Come si manifesta il cambiamento relazionale nelle grandi organizzazioni e nelle realtà lavorative?
“Bisogna abbandonare il modello gerarchico che le aziende hanno ereditato dal mondo militare e ragionare in termini di network distribuito. La comunicazione non deve essere né verticale né “a stella”, dal centro alla periferia, ma pensata come una rete da pesca, dove ciascun nodo è collegato a tantissimi altri. Per tornare alla posta, mettere in comunicazione i postini di Guarcino, Alatri e Fiuggi potrebbe portare a scoperte e soluzioni molto interessanti da tradurre in servizi utili per la provincia di Frosinone”.
Per Poste Italiane, che – per numeri, capillarità e varietà dei servizi – è un’enorme “macchina” che contribuisce al funzionamento del Paese, cosa significa operare in una dimensione di mutate relazioni con il cliente, considerando anche il ruolo sociale tradizionalmente affidato alle Poste in Italia?
“Volendo fare un po’ di filosofia partirei da una premessa molto semplice: non bisogna farsi influenzare da schemi prefissati ma riconoscere che oggi ci sono cose che si fanno meglio in versione digitale e altre che si fanno meglio in versione analogica.

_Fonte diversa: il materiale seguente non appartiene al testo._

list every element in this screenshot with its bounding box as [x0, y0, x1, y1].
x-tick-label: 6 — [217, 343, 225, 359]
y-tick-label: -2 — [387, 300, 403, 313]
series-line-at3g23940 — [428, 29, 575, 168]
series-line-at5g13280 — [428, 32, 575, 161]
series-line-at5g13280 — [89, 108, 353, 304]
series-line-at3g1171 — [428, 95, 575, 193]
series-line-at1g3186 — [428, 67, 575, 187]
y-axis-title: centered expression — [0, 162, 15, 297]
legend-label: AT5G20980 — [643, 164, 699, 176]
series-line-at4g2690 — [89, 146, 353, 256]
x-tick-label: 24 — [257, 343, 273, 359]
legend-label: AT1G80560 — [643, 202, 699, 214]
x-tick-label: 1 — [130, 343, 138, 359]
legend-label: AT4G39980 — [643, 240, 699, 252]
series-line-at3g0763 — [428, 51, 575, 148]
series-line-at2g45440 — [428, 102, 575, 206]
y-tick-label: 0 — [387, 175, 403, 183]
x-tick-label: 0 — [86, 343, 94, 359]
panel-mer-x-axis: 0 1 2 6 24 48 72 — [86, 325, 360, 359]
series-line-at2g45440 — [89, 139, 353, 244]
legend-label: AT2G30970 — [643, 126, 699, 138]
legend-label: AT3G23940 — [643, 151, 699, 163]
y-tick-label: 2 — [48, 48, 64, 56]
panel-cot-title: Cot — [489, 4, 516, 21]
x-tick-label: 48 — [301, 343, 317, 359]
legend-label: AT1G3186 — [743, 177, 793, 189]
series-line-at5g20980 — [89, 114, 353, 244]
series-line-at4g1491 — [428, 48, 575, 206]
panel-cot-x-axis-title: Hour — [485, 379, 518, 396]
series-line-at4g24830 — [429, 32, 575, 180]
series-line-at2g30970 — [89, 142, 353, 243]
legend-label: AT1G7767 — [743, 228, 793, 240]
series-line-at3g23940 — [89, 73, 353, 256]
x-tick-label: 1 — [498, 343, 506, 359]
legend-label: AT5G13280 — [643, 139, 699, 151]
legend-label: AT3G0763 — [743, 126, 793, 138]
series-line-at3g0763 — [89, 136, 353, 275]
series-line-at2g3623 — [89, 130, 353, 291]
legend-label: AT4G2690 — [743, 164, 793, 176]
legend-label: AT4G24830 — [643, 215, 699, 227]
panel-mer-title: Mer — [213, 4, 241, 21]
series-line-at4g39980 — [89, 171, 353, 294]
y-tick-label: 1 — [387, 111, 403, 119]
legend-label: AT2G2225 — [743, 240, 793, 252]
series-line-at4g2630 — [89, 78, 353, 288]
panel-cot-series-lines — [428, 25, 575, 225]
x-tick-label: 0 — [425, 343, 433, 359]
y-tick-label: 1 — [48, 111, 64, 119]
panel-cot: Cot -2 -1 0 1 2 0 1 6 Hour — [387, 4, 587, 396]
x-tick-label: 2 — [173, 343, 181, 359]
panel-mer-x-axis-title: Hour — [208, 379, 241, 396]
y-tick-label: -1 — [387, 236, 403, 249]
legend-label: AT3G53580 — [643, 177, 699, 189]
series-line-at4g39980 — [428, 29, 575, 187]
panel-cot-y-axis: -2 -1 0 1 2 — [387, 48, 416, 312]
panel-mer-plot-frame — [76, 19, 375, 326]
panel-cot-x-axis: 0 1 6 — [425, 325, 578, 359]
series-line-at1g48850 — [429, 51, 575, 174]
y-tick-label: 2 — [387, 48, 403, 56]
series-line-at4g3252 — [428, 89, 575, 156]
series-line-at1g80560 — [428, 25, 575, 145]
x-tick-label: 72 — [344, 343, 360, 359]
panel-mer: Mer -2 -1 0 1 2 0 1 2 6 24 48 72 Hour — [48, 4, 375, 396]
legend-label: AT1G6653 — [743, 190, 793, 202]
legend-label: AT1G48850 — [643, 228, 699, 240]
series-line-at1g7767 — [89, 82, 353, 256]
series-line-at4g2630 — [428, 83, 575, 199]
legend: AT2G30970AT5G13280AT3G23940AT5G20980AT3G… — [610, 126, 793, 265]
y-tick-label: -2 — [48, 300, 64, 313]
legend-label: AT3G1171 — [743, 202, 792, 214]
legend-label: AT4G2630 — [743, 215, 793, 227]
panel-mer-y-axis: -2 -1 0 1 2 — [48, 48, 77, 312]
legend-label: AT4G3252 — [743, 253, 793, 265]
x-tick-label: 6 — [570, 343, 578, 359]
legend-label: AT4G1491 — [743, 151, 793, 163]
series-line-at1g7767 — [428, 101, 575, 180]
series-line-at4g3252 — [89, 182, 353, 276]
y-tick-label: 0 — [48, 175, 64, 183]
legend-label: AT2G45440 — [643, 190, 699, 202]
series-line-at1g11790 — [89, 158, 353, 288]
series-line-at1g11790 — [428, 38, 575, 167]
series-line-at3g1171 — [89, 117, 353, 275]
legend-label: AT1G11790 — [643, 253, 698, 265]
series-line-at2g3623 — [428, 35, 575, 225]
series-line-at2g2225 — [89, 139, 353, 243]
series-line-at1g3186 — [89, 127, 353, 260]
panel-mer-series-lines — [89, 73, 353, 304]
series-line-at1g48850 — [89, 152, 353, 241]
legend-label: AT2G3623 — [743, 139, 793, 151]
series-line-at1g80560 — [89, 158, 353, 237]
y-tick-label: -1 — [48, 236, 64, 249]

Bisogna mescolare entrambe. Se devo effettuare un pagamento mi basterà un’app o un sito, ma se devo chiedere un mutuo o un consiglio su come investire i miei risparmi preferirò sempre il confronto con un consulente, magari incontrandolo su una piattaforma web. Affidarsi al digitale significa anche poter investire sulla formazione del personale per erogare di persona servizi sempre più qualificati. Sono strade che Poste Italiane può percorrere e sta già percorrendo. Senza dimenticare il ruolo sociale che, soprattutto nei piccoli centri, i portalettere e gli Uffici Postali hanno per i cittadini. Immagini contesti in cui ci sono persone che non sanno leggere e scrivere. In generale, la presenza di Poste rappresenta un servizio di alta qualità per la comunità, oltre che un punto di incontro e di aggregazione dove, una volta finita la pandemia, sarebbe bello anche poter consumare un caffè insieme. Non possiamo pensare che nel centro di Milano o in un aeroporto l’Ufficio Postale abbia la stessa funzione che nei piccoli comuni: la “sartorializzazione” dei servizi fa bene al business, ai clienti e al Sistema paese”.